Government selectively uses unreliable evidence to promote water fluoridation – senior UK doctors state
British Medical Journal, October 5, 2007
In the British Medical Journal, Sir Iain Chalmers, editor of the James Lind Library (set up to help people understand the evidence base of medicine), KK Cheng, professor of epidemiology at Birmingham University, and Dr Trevor Sheldon, professor and pro-vice-chancellor at York University (and Chair of the York Review Board), accuse the government of “one-sided handling of the evidence”. They add that “the Department of Health’s objectivity is questionable”, pointing out that until 2006 it funded the widely reviled British Fluoridation Society, set up in 1969 to politically push for fluoridation.
It should be noted that the NZ Ministry of Health conducts no independent research on fluoridation, and bases its position on that of other pro-fluoridation governments such as the British Government. In fact it sends representatives to meet with such governments to ensure consistent quoting of “supporting” science, and consistent spin in denying opposing science.
In 1999, the Department of Health commissioned a systematic review of the evidence by York University. “The reviewers were surprised by the poor quality of the evidence and the uncertainty surrounding the beneficial and adverse effects,” they write.
But the Department of Health used the York findings “selectively”, they advise, “to give an over-optimistic assessment of the evidence in favour of fluoridation.” The Department commissioned research on the effects of water in which fluoride naturally occurred, but on only 20 people. This, together with the selective use of the York review, formed the basis of the government’s safety claims, they say. Even the studies attempting to show benefits to teeth were few and inconsistent. The rate of dental caries caused by tooth decay has dropped substantially both in countries which have added fluoride and those which have not.
Studies on the side-effects of fluoride in water were low-quality and it is hard to estimate how many people would suffer mottled teeth, and not possible to reach conclusions on other alleged harm, such as bladder cancer and bone fracture, they say. “There is no such thing as absolute certainty on safety,” they write.

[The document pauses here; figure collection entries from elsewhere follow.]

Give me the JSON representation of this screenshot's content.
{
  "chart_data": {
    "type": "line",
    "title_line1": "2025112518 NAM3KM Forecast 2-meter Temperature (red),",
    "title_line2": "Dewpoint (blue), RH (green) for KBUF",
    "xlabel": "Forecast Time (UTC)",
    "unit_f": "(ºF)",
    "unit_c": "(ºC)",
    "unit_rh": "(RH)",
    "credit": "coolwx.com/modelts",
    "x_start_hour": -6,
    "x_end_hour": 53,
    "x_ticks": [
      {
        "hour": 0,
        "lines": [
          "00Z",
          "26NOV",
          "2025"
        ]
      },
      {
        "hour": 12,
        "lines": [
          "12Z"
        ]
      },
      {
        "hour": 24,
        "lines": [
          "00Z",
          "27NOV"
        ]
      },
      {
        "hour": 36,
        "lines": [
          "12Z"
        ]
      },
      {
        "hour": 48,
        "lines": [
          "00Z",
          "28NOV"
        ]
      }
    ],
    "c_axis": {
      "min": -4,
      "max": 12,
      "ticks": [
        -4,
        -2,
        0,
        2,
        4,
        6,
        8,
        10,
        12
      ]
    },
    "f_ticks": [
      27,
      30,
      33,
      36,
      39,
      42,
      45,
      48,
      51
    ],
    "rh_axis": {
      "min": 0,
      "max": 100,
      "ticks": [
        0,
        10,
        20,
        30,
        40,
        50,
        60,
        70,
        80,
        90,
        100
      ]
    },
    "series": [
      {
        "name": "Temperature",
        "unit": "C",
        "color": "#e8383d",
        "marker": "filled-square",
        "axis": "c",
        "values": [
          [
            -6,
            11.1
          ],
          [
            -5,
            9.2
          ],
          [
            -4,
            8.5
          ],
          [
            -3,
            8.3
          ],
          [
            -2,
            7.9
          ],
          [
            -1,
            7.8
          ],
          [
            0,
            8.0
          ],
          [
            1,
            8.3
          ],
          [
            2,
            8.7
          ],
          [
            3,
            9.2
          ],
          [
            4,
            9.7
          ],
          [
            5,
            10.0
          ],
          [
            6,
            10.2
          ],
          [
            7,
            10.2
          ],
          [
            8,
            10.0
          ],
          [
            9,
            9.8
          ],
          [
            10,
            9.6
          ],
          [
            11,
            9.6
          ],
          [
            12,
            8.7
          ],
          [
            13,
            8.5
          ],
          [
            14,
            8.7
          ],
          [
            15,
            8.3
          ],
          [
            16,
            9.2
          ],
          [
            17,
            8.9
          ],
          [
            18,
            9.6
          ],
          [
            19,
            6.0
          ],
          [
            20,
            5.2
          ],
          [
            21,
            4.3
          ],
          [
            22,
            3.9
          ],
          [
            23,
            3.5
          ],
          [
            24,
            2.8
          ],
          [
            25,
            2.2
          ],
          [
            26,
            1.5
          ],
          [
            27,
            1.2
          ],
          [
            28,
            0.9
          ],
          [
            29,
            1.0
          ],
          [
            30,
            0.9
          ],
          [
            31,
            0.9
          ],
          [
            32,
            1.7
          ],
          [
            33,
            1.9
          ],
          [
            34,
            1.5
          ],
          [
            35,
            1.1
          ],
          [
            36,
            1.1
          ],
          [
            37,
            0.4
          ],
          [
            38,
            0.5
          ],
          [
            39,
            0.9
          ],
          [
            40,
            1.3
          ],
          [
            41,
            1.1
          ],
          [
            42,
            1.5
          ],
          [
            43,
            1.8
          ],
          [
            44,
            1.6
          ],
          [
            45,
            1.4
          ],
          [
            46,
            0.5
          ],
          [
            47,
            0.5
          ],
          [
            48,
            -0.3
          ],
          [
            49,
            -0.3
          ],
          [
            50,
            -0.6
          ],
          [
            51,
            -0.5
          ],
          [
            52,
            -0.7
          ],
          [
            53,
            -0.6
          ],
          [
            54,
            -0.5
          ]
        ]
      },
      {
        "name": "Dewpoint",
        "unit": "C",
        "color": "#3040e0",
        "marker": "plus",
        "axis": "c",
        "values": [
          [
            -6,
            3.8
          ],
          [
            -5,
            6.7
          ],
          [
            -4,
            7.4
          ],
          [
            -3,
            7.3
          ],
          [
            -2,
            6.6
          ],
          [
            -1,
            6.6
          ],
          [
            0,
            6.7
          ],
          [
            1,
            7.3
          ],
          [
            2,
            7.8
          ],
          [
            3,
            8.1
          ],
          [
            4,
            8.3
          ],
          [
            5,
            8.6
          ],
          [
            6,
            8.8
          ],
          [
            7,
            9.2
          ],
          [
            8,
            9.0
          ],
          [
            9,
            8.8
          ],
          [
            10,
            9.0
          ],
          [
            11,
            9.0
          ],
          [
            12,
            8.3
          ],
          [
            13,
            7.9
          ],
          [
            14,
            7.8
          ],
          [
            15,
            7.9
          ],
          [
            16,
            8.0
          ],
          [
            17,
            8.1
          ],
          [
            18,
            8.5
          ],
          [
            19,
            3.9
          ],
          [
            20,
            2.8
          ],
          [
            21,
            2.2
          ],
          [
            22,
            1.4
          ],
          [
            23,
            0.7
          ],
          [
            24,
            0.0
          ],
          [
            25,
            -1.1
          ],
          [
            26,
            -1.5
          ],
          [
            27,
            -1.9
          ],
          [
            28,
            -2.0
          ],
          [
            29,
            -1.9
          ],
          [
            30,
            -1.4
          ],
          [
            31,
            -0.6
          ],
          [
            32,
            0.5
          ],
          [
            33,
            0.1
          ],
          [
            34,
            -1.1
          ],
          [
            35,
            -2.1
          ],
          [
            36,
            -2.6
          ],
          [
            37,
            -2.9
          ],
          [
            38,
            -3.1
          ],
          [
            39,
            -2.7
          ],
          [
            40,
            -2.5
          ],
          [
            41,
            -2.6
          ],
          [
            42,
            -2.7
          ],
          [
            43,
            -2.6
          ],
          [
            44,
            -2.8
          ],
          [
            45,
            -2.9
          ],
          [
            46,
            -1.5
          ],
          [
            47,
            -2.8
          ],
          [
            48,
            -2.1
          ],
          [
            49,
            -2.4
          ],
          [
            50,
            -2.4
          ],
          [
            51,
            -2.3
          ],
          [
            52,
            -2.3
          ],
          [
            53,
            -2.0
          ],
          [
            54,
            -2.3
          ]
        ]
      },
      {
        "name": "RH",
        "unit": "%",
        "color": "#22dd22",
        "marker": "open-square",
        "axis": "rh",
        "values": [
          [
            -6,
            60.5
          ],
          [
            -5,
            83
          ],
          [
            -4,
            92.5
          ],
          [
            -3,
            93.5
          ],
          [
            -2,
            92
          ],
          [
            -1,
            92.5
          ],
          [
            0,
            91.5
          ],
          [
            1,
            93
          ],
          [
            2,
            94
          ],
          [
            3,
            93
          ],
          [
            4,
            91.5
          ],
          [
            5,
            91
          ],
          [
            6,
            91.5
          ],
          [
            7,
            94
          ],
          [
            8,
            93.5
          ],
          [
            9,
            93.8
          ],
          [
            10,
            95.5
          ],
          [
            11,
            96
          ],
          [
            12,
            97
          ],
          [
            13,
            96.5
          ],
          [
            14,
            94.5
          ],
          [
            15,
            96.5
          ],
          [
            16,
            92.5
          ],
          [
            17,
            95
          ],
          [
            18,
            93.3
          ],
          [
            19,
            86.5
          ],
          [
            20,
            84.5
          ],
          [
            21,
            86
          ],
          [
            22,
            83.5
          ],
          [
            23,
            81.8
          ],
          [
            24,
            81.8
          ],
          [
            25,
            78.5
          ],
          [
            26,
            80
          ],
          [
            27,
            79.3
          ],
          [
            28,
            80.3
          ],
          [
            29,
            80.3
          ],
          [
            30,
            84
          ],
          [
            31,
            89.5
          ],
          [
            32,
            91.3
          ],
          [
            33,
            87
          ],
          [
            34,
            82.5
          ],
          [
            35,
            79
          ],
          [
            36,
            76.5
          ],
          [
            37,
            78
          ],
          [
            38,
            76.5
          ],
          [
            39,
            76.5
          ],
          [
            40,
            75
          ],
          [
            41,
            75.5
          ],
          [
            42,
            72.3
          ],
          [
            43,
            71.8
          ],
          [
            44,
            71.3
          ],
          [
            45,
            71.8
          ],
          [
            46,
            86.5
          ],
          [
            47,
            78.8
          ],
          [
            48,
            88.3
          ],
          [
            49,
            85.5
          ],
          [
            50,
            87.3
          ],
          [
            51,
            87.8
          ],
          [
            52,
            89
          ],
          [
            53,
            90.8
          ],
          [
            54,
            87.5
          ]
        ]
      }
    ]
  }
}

It is important to note that the York Board was instructed only to examine epidemiological (population) studies. The US National Research Council’s 3 year Review, published in 2006, examined laboratory studies also, and established risks from fluoridation to a range of population sub-groups (comprising at least 40% of the population in NZ).
In 2007 The Lancet the oldest and highly respected independent medical journal, described fluoride as “an emerging neurotoxin” along with the rocket fuel, perchlorate.